Meskipun kalian semula adalah orang asing, karena ada dorongan untuk saling mengisi, kemudian kalian bertemu dan bersatu dalam sebuah ikatan suci.

Itulah hakekatnya jodoh. Engkau dan kekasihmu akan selalu berusaha melakukan penyesuaian. Engkau akan belajar dari kelebihan isterimu untuk menutupi kelemahan yang engkau miliki. Pun sebaliknya isterimu akan belajar dari segala kelebihan yang engkau miliki.
Oleh sebab itu wahai kaum lelaki, jika kalian telah mengikrarkan janji suci di depan penghulu untuk menikahi kekasih pilihan hatimu, maka janganlah merusaknya kembali. 

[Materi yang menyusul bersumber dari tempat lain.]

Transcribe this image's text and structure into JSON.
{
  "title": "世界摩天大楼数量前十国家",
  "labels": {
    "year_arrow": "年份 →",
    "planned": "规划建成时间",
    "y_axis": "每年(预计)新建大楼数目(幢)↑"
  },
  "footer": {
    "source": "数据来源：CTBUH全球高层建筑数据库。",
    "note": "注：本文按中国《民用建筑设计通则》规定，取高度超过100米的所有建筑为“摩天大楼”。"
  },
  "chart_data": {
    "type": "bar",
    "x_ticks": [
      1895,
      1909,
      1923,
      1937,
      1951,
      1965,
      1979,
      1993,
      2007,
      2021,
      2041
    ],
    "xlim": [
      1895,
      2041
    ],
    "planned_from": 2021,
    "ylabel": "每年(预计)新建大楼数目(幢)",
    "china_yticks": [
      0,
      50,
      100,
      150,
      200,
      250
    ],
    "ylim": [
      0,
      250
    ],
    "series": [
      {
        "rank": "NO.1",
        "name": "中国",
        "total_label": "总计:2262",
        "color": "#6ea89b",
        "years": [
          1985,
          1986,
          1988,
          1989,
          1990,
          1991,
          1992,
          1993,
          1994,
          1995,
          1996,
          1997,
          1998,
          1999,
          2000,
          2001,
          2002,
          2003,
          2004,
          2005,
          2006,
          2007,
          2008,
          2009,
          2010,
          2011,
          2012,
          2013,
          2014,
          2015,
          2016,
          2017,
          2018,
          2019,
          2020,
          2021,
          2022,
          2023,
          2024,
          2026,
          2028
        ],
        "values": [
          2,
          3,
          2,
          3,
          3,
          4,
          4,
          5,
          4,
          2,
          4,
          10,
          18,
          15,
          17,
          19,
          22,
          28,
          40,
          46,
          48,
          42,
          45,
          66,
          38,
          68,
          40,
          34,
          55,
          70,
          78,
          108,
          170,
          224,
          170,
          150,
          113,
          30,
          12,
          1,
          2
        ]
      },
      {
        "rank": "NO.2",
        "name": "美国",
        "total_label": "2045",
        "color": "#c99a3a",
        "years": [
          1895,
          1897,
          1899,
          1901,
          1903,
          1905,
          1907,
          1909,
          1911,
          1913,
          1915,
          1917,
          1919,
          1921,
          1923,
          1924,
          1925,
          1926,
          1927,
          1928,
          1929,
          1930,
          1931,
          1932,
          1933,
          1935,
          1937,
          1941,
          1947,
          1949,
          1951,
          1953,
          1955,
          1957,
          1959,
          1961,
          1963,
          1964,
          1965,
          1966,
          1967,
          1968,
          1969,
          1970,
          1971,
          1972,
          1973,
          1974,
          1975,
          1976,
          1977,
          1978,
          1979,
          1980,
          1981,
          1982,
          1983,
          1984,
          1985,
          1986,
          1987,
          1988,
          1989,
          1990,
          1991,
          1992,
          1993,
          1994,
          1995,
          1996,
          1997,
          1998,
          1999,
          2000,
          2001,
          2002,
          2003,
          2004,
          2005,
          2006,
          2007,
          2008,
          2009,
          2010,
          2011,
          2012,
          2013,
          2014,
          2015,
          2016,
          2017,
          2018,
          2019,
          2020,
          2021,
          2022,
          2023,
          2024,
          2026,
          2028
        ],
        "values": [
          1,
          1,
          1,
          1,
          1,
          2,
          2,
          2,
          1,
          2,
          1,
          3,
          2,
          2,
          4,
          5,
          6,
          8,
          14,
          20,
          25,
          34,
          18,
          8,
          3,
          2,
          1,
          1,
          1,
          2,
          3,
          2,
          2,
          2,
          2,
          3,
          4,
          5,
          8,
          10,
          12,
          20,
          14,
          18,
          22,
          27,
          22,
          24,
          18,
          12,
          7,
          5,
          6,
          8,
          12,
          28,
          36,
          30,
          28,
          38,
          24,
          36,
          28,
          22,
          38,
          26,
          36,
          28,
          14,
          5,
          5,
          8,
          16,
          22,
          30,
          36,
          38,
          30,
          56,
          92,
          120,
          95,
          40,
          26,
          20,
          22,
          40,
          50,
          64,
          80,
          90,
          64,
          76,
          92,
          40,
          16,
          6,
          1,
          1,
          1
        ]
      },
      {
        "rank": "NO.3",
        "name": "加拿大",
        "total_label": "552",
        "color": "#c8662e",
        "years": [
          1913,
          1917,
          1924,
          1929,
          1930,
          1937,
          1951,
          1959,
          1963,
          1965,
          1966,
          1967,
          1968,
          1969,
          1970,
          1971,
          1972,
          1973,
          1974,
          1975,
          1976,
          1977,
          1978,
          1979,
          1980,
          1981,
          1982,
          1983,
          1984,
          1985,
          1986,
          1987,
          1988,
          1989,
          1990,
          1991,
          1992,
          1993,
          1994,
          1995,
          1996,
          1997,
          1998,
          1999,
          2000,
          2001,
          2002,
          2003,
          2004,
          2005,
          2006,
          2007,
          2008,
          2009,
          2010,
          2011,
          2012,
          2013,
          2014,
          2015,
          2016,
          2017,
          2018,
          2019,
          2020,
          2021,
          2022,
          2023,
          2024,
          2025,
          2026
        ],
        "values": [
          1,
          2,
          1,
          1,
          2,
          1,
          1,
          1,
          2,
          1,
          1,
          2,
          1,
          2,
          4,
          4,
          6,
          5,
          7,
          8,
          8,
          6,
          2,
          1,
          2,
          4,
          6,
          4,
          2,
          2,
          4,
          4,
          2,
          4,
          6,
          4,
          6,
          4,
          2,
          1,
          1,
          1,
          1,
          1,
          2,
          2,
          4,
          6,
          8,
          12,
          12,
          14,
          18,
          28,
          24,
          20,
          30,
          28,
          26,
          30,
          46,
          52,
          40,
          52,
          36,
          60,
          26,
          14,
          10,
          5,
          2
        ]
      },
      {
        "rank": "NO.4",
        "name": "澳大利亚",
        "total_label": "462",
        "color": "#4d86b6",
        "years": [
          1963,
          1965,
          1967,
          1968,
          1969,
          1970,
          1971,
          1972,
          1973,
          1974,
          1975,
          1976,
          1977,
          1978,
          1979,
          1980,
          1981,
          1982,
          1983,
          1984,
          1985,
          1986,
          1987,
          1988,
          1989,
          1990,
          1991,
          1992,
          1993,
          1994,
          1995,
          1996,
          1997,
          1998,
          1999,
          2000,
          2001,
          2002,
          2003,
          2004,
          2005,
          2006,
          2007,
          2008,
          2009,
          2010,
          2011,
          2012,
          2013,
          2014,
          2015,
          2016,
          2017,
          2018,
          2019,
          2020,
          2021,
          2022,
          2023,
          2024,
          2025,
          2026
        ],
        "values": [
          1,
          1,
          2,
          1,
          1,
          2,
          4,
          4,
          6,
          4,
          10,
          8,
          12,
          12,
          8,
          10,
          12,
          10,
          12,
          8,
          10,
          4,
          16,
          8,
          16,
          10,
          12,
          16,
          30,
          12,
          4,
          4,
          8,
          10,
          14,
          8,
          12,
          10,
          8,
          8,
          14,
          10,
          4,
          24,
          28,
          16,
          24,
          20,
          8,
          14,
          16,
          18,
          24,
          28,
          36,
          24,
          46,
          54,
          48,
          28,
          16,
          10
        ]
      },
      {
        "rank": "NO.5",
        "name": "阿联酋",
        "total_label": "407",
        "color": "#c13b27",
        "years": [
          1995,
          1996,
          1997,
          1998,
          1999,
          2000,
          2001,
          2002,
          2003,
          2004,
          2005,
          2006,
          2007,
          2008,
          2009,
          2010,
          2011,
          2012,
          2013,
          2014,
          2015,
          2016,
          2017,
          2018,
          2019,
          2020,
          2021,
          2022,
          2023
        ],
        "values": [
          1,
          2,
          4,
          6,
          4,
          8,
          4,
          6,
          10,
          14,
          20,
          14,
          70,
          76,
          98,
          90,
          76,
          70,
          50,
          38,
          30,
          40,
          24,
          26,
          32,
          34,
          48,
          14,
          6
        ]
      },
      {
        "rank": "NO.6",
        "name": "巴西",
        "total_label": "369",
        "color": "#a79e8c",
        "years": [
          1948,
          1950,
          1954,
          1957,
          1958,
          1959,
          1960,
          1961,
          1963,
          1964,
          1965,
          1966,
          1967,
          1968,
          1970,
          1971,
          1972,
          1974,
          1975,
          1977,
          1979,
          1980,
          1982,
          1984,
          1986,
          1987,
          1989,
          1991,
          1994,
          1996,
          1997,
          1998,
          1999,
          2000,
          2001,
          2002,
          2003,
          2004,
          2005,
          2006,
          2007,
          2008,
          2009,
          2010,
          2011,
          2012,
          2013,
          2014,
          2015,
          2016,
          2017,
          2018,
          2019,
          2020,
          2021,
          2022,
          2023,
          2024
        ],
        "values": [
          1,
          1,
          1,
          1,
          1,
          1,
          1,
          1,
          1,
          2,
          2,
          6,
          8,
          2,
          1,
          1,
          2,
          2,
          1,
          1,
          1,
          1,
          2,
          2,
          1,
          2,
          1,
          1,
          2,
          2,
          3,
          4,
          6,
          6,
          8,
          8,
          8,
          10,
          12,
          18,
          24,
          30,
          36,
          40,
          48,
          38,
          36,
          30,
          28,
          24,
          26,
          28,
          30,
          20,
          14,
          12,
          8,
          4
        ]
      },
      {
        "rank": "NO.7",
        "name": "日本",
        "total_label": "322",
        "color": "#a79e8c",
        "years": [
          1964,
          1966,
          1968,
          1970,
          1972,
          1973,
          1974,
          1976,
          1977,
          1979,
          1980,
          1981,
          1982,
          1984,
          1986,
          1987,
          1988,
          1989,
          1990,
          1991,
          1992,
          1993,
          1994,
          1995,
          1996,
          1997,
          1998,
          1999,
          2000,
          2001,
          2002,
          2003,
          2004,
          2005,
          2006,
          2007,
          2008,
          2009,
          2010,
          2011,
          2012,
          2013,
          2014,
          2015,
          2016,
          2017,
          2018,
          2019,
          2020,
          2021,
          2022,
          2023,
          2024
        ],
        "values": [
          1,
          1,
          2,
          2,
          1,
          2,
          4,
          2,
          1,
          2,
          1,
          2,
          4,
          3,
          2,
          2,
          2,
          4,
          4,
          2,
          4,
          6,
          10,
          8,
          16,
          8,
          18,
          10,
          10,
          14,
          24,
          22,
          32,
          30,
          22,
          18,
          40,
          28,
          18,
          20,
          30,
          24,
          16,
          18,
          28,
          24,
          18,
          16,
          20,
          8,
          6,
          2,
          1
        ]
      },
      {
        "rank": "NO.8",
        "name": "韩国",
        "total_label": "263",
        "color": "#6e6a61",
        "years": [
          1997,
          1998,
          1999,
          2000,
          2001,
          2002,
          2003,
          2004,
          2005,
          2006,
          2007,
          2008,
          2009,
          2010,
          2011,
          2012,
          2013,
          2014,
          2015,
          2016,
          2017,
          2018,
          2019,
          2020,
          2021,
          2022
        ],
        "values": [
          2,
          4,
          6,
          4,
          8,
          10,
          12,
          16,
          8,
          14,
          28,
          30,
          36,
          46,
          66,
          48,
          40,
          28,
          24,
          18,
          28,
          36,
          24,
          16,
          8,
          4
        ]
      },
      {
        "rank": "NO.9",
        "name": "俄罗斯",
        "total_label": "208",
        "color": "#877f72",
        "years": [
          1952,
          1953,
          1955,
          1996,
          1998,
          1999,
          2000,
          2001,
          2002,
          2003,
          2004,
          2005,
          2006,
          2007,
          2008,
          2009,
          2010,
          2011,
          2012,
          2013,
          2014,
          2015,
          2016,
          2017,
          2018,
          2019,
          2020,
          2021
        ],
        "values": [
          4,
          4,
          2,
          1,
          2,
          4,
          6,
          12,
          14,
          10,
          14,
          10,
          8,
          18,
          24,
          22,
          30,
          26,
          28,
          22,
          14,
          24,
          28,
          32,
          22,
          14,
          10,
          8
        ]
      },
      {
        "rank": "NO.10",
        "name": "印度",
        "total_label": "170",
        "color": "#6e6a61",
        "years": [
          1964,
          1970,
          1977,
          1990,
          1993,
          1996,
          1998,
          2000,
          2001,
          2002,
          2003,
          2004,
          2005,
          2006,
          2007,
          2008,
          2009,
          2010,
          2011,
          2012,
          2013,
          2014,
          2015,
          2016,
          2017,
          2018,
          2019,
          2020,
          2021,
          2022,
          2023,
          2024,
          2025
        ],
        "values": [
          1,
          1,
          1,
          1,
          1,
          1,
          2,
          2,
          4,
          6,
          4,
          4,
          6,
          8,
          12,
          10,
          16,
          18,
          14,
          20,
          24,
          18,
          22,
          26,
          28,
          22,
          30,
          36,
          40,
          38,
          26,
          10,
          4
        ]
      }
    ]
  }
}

Sebab sesungguhnya yang mempersatukan kalian adalah Allah. Dengan merusaknya kembali pada hakekatnya engkau telah dengan sengaja membiarkan kekurangan dalam dirimu tetap seperti adanya, tanpa ada keinginan untuk memperbaikinya.


Keajaiban kedua, hanya dengan satu kalimat engkau telah membuat perubahan besar dalam hidupmu dan juga kehidupan isterimu. Sewaktu haji Wada’ Rasulullah saw.bersabda:

  • “Hendaklah kamu bertakwa kepada Allah di dalam urusan perempuan. Karena sesungguhnya kamu telah mengambil mereka dengan kalimat Allah. Kamu telah menghalalkan kemaluan (kehormatan) mereka dengan kalimat Allah. Wajib bagi mereka (isteri-isteri) untuk tidak memasukkan ke dalam rumahmu orang yang tidak kamu sukai. Jika mereka melanggar yang tersebut pukullah mereka, tetapi jangan sampai melukai. Mereka berhak mendapatkan belanja dari kamu dan pakaian dengan cara yang ma’ruf.” [HR. Muslim]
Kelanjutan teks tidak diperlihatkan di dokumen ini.